As a university-educated, ambitious young woman, getting married at age 21 and having two children by the time I was 23 was an unlikely choice for me. But it was fun rebelling against modern expectations to put off family until the eleventh hour.

Four years later, I have no regrets, but the tension between motherhood and my intellectual passions has been very real and, until recently, it was a quandary I did not know how to address. There's no one way to do mothering well, and plenty of ways to do it badly.

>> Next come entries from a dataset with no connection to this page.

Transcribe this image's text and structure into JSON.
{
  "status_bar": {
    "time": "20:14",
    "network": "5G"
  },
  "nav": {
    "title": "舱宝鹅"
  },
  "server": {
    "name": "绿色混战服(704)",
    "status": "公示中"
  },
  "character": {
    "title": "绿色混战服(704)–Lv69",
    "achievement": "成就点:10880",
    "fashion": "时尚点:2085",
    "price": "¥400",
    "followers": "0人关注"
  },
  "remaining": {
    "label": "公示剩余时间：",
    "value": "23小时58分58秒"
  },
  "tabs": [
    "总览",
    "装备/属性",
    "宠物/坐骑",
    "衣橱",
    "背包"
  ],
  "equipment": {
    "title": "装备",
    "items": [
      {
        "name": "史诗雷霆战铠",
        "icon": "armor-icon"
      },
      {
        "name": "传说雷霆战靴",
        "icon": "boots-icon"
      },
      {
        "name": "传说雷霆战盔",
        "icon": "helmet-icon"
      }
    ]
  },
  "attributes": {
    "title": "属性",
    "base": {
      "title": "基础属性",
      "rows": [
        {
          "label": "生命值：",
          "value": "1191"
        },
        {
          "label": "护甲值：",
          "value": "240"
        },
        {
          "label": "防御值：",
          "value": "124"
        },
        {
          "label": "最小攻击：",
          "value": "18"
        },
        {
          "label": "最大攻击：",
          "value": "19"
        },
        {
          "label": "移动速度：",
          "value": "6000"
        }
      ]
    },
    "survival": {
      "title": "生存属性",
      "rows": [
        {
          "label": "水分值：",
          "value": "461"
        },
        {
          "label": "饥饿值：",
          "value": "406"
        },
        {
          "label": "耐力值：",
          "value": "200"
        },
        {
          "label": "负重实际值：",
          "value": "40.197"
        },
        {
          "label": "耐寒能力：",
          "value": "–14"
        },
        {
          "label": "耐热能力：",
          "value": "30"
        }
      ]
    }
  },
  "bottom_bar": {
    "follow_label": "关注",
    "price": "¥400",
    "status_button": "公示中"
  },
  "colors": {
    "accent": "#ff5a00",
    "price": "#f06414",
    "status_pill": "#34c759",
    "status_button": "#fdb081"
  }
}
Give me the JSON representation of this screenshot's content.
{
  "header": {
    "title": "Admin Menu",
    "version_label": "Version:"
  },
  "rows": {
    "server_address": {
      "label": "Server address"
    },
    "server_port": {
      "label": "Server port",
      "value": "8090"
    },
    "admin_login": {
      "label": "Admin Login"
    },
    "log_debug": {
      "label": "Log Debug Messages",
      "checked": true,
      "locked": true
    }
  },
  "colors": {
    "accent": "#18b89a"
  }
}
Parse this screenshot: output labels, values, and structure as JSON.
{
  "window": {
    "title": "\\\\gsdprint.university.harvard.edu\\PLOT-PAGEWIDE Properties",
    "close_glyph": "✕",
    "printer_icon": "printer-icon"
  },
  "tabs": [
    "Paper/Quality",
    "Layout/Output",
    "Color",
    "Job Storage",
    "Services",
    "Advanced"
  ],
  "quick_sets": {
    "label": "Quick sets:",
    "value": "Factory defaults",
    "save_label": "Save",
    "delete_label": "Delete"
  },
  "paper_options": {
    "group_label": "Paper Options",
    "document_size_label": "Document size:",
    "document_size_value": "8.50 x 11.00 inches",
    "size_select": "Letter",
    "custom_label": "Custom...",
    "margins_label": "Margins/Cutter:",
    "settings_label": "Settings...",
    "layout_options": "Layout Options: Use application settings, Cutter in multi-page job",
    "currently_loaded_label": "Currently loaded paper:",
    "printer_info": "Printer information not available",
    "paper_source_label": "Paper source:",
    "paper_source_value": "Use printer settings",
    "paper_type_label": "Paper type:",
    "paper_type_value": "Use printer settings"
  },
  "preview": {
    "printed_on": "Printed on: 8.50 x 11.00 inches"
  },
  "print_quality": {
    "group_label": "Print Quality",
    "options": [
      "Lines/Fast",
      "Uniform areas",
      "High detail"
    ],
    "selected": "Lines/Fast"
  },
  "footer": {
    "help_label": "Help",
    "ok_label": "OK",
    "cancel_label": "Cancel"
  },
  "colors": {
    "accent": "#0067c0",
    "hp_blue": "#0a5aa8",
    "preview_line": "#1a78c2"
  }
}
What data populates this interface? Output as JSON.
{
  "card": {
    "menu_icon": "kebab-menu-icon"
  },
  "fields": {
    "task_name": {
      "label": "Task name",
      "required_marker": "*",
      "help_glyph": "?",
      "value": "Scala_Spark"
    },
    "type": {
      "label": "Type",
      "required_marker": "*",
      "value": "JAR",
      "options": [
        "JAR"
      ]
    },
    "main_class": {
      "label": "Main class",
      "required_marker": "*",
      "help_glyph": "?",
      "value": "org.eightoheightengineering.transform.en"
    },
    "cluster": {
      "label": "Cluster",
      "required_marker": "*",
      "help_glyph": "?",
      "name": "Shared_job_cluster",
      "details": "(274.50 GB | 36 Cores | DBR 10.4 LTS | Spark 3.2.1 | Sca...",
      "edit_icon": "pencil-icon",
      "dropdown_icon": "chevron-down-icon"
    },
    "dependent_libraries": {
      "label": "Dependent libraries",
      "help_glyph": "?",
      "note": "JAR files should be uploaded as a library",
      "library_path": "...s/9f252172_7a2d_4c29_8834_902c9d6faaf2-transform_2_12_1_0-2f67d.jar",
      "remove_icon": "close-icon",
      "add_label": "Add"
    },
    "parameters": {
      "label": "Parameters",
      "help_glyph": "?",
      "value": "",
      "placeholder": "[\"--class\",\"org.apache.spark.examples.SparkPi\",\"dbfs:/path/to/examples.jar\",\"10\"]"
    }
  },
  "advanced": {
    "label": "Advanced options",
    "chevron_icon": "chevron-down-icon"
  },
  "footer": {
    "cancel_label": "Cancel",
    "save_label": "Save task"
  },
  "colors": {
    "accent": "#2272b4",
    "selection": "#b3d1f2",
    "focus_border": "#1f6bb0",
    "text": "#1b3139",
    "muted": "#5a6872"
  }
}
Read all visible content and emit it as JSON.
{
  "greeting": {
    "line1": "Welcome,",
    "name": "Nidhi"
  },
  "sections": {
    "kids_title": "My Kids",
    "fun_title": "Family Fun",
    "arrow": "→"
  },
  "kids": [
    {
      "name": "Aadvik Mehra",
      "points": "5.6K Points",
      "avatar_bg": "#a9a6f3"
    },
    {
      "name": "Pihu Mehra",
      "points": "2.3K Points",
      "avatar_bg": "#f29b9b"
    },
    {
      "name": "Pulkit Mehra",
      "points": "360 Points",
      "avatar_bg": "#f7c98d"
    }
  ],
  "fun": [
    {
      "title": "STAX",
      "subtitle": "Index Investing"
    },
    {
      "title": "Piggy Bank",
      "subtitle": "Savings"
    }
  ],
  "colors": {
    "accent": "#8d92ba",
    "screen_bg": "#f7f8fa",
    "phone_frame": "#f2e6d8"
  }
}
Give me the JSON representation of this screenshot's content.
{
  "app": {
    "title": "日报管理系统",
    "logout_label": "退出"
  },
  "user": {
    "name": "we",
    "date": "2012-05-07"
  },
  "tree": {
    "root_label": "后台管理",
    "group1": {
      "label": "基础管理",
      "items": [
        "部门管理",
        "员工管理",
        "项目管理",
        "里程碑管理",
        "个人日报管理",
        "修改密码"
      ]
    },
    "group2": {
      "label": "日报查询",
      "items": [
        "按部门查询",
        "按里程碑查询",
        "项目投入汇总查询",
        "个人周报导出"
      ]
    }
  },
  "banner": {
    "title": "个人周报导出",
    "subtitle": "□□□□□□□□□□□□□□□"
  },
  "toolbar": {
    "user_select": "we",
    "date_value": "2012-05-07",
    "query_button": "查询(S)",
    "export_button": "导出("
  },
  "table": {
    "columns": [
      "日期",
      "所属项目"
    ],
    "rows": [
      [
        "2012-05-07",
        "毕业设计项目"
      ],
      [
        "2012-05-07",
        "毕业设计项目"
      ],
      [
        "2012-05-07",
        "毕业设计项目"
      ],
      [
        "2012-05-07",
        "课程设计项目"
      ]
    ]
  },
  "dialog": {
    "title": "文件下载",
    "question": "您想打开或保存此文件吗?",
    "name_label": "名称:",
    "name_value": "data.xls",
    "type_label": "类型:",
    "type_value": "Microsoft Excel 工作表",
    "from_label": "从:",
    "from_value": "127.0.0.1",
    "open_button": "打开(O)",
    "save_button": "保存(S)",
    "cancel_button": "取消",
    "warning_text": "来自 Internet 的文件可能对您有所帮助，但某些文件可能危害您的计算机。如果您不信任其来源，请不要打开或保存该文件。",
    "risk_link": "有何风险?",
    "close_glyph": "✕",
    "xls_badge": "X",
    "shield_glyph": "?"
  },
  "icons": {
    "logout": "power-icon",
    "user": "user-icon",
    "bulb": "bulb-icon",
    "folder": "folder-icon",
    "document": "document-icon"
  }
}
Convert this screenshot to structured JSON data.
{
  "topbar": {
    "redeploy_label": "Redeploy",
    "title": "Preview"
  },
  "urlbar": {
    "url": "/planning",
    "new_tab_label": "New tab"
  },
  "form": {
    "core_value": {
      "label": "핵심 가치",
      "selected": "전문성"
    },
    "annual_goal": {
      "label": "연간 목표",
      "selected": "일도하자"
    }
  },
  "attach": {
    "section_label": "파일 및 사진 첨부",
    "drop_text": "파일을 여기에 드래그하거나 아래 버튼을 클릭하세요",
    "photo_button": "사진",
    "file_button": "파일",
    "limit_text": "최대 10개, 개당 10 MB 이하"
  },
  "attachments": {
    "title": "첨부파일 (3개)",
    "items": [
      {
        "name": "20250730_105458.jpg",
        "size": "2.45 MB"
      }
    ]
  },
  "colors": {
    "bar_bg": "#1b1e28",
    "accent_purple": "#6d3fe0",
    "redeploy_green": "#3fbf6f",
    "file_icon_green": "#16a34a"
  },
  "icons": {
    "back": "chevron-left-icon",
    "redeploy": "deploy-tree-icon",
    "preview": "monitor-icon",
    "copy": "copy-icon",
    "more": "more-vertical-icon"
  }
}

Of course, I love my son Reuben (3), and daughter Agnes (2) to bits. But I also love writing, and get withdrawal symptoms when I don't get the opportunity for it. I'm talking about no mere hobby. But trying to balance personal passion with raising small children has been about as simple as assembling a Boeing 747.

Yet I make sure I get that opportunity. I try not to feel guilty about it either, because I know it makes me a better mother. Let me explain. Or rather, let another woman explain, who does it so much better…

I recently read One Beautiful Dream by American author Jennifer Fulwiler. This is a woman who signed the contract for the publication of her first book shortly after giving birth to her sixth child -- the kind of woman I usually love to hate as some sort of self-congratulatory over-achiever. She had to be, right?

Wrong. She clarified things in a very timely fashion for me by saying something like this: "I knew that if I didn't have a creative outlet during those years my children were young, I would view that season of life as just something to plough through. By incorporating my writing into my life, however crazy or overloaded that seemed, I could relish those years of small children more."

In another place she puts it in a slightly different way. She had tried living two parallel identities, as author and as mother, and for years she presumed that "never the twain shall meet." She came to see, however, that she had to intertwine these two identities and incorporate her family into the process of writing her book. Sometimes, too, it meant putting her writing on hold.

In explaining that the life experience motherhood gives her enhanced her writing, Fulwiler affirmed in me the conviction that to nuture my personal passion is to embrace motherhood more fully. Being able to write gives me the energy and moral boost to be the best self I can be for my kids.

Though both Rankl and Fulwiler are mothers and writers, only Fulwiler was able to articulate a cohesive vision of those two identities. Motherhood is a concept many women need likewise to re-imagine, departing from the zeitgeist's catchcry that liberty and empowerment is only to be achieved through prioritising my individuality.

Instead, I'm learning that motherhood means adapting personal passions to an environment inhabited by small children with high needs. That's no small task.

A normal day in my life resembles a party hosted by Holly Golightly. I used to be a control freak, so that had to go (still working on it). And most days my living room looks like Dresden in 1945. I used to be a neat freak, so a little bit of me dies inside whenever I see the house turned upside down.

Some days, I don't get to write. But when a rare moment of peace time occurs, I grab it, and write with an urgency and unexpected proficiency I would not have if I had hours of solitude to do it. (Although I'd be dishonest if I didn't mention the two days of childcare, which sees me through the rest of the week!)

For me, writing is an oasis. For the next mum, it will be something else. But find me a mother who hasn't got a personal passion she needs an outlet for, and I'll eat my keyboard. Getting my thoughts organised and written down is the calm within the chaos. And you can't know real calm without chaos.

Kids are the best thing that ever happened to me; I don't care if that's a hackneyed phrase. I feel hackneyed most days, so it's apt. Hackneyed - yet happy. In part because I just wrote this.